Napoleon Bonaparte
Essay by people • November 10, 2011 • Essay • 449 Words (2 Pages) • 1,801 Views
NAPOLEON Bonaparte
I would like to speak about someone very important in French and World History, a great leader called Napoleon Bonaparte, a brilliant military that led the French army in a series of victories against all the European superpowers. As the emperor of France, he was a great leader, who concluded the French Revolution, transformed the government and introduced a legal system that still remains in Europe. Nevertheless, he was a controversial person, because he annulled a lot of advances of the French Revolution and turned France into an empire, not very different from the kingdom it was before.
This is a small introduction of his life, here you have the story:
Napoleon Bonaparte was born in the year 1769 in Corsica, a small island in the Mediterranean Sea. At the age of 16, he joined the army, and a few months later he had an important rank: second lieutenant. But he wanted more, so eight years later, in 1793 he achieved a significant victory on the Austrians in Tolon, Italy and a year after he left to Egypt, with the intention of invade India and crush the English whom, as you know, had a very important colony there.
In 1803 Napoleon dominated all continental Europe, but he wanted to have the control of the seas, the majority in hands of the English. He assembled an army with which he could invade England, but he failed in his mission and returned back to France.
Over time he wanted to increase his power and that of his army and crowned himself emperor. With a reinforced army, he won a lot of important battles like Auserlitz in 1805, Jena in 1806, Friedland in 1807 and Wargam in 1809 against the coalition of the Austrian, Prussian and Russian. His empire began to extend to countries like Spain, Austria, Norway and Italy and Portugal.

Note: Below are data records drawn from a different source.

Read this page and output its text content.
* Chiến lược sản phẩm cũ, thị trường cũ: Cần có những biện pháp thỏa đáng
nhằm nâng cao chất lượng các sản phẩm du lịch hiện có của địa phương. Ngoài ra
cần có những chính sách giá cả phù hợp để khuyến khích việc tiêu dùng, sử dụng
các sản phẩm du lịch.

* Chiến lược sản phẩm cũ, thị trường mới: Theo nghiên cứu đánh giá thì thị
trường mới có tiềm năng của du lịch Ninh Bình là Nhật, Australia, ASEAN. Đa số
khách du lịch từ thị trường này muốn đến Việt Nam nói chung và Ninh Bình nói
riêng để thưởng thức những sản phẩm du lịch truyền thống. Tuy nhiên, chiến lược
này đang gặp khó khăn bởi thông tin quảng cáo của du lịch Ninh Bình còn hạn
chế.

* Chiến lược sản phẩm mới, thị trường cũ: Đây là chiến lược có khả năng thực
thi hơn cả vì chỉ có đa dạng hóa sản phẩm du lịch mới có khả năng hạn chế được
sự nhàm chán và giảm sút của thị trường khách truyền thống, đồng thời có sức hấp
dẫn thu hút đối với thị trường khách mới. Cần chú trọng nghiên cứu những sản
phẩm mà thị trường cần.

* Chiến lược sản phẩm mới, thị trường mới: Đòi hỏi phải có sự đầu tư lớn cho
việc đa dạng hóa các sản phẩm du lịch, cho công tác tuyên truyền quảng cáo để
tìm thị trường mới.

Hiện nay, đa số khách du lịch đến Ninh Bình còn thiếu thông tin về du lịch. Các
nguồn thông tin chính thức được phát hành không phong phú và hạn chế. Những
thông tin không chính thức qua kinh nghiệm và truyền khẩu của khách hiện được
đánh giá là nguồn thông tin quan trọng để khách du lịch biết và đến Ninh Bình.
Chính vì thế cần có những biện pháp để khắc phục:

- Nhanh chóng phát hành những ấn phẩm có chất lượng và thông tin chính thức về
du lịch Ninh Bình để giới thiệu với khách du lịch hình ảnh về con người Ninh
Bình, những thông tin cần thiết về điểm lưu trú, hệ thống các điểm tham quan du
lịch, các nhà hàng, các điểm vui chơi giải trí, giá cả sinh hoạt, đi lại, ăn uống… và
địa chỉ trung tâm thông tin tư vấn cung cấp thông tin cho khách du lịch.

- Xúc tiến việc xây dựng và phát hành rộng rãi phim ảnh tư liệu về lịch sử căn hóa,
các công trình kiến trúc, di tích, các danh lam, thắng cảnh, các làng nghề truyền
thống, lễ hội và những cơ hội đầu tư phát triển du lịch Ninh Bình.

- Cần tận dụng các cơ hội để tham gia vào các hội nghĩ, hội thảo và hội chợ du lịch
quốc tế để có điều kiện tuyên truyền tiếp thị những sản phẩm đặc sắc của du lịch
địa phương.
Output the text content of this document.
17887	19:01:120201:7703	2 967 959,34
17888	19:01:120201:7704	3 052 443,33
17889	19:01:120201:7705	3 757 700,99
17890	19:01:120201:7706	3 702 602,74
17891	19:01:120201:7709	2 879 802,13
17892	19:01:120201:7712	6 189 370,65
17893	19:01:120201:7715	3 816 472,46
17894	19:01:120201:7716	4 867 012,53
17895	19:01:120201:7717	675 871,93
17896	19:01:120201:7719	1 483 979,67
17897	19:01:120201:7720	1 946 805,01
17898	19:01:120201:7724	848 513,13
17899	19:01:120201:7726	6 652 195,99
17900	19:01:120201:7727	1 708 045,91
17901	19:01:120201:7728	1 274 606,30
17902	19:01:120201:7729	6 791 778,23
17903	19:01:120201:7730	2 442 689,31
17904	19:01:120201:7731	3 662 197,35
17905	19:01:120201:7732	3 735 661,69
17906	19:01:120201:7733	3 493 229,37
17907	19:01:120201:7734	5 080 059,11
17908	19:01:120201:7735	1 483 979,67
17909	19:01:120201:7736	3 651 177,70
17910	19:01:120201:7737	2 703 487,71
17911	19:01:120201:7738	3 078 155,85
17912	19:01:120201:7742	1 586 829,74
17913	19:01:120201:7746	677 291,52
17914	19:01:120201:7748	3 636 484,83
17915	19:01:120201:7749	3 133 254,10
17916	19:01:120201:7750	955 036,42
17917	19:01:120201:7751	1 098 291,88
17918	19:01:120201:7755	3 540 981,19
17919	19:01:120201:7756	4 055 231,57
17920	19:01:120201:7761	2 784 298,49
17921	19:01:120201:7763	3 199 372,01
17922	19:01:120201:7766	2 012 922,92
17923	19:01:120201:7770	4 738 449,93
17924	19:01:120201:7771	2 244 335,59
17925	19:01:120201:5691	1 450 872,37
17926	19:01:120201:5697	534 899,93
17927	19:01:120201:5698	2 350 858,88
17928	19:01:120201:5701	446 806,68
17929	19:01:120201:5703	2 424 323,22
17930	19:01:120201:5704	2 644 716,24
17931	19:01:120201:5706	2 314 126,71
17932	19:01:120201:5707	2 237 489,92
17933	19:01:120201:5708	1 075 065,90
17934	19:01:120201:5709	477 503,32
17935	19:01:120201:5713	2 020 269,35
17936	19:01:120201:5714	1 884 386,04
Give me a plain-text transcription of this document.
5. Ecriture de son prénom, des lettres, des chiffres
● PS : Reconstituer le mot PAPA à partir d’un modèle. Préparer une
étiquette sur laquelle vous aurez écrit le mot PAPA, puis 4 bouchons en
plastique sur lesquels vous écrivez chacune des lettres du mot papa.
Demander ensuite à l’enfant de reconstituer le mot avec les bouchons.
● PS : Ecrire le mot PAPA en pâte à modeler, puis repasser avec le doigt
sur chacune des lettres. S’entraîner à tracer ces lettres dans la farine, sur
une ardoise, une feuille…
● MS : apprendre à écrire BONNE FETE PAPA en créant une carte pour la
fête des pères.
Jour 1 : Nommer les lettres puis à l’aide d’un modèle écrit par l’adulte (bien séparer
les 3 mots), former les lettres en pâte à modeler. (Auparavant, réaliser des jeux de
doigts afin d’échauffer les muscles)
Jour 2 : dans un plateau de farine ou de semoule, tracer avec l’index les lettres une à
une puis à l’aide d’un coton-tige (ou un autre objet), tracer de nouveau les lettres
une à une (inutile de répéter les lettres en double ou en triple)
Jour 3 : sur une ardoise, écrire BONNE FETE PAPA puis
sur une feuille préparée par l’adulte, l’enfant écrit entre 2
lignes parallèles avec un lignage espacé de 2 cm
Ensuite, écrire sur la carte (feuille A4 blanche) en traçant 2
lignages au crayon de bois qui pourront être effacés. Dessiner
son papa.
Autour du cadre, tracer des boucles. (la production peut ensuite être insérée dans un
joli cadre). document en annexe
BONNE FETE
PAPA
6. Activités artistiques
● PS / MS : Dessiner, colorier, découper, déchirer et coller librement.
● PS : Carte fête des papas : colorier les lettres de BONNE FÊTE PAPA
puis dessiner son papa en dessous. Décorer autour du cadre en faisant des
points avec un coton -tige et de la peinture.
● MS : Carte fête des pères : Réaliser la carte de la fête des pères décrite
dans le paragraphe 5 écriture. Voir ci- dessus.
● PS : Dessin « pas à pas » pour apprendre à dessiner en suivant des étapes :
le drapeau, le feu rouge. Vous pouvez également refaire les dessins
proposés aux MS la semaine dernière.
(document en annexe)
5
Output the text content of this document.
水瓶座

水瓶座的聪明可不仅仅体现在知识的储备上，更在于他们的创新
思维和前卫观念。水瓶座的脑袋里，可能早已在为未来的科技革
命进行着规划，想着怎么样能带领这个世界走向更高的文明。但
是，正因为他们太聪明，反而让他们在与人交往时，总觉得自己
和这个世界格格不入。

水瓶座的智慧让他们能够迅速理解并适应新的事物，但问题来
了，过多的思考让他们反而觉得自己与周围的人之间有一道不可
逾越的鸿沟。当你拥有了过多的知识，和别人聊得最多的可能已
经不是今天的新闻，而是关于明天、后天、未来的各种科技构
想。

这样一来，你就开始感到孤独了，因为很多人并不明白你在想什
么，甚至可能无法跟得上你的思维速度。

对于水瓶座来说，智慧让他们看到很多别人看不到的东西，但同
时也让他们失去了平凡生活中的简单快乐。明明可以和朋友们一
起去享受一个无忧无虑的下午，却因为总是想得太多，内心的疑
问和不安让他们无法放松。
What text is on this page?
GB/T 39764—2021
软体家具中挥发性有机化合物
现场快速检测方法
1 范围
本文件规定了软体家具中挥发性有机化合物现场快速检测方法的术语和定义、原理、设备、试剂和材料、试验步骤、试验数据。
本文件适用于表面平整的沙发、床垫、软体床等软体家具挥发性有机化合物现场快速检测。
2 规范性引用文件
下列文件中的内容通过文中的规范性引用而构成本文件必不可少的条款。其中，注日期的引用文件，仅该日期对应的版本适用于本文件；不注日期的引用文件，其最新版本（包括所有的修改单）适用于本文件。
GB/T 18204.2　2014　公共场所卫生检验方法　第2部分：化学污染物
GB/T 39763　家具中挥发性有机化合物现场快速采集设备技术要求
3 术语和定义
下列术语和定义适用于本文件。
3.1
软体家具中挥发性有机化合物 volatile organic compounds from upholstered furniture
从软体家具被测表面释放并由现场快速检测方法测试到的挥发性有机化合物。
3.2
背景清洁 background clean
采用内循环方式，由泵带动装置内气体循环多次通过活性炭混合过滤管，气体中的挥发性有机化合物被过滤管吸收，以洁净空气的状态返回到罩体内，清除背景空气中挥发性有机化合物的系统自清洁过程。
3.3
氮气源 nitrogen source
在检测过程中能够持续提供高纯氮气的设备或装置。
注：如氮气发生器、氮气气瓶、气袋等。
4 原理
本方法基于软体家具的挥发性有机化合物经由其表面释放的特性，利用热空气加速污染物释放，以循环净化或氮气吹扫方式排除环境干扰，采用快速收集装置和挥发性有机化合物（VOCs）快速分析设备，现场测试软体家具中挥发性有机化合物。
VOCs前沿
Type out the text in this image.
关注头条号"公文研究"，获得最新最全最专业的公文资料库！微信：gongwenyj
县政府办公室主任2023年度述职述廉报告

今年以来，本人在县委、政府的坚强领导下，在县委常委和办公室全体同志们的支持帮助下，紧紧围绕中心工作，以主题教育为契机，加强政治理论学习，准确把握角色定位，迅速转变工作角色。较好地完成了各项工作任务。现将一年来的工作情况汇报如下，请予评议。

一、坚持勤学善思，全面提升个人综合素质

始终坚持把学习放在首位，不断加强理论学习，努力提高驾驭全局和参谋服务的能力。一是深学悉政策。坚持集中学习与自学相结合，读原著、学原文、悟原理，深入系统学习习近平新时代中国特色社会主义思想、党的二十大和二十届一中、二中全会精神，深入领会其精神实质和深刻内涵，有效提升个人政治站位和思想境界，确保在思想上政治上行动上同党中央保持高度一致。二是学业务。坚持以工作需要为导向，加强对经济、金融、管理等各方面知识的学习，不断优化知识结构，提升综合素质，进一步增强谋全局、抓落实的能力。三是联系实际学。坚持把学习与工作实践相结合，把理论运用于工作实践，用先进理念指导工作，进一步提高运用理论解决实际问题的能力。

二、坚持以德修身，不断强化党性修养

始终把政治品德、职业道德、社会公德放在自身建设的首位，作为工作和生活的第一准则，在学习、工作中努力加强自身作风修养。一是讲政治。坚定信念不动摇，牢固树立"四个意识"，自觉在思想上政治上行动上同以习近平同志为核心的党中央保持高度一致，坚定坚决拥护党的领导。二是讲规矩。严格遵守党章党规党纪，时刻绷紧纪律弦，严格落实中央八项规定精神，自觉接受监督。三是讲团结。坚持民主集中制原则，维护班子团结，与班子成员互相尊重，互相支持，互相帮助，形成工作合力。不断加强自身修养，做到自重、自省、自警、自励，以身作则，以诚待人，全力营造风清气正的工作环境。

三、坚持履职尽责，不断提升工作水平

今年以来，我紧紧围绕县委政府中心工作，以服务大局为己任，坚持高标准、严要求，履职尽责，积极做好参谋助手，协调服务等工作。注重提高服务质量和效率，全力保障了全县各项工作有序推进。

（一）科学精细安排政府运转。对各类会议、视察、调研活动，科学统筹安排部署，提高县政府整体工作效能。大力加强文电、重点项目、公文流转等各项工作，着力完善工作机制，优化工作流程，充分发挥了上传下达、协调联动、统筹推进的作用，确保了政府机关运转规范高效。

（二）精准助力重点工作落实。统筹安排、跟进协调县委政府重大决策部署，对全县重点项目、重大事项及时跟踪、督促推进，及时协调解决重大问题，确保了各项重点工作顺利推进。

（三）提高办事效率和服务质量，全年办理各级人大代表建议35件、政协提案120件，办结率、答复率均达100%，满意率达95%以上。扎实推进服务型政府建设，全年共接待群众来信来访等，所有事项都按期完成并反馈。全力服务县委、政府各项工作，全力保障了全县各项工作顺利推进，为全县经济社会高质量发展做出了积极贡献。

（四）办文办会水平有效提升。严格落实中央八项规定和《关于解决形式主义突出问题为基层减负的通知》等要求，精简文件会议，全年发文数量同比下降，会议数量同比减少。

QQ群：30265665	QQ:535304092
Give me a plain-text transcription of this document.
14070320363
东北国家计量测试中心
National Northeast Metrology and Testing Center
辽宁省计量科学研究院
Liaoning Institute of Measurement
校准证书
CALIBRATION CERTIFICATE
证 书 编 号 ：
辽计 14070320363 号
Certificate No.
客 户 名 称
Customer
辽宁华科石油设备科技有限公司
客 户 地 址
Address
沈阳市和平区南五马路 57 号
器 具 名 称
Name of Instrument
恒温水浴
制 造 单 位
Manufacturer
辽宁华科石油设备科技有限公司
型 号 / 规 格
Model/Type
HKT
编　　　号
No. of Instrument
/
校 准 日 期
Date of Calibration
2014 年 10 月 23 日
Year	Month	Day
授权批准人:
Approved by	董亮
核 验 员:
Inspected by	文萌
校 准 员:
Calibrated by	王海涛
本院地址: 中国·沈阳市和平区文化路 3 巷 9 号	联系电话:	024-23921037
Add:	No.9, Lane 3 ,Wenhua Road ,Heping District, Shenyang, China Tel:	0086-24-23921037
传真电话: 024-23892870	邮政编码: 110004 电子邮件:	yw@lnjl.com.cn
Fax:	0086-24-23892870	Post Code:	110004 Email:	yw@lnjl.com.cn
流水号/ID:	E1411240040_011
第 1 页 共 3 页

In 1812, he began the unsuccessful campaign of Russia. His disastrous withdrawal to the doors of Moscow coincided with the union of all Europe against Napoleon, so, two years later, he abdicated the throne of France and went to the island of Elba, in the Mediterranean Sea in 1814.
But his ambition won himself and so, in 1815 he returned to France to reconquer his empire and began a new period of time called the Period of the Hundred Days until he was definitively defeated in Waterloo, Belgium in June, 1815.
Napoleon was deported to the island of Saint Elena, in the Atlantic Ocean, where he died in 1821. In 1840, his remains returned to France. They lay in a amazing big tomb in the « Monument a les Invalides » in Paris.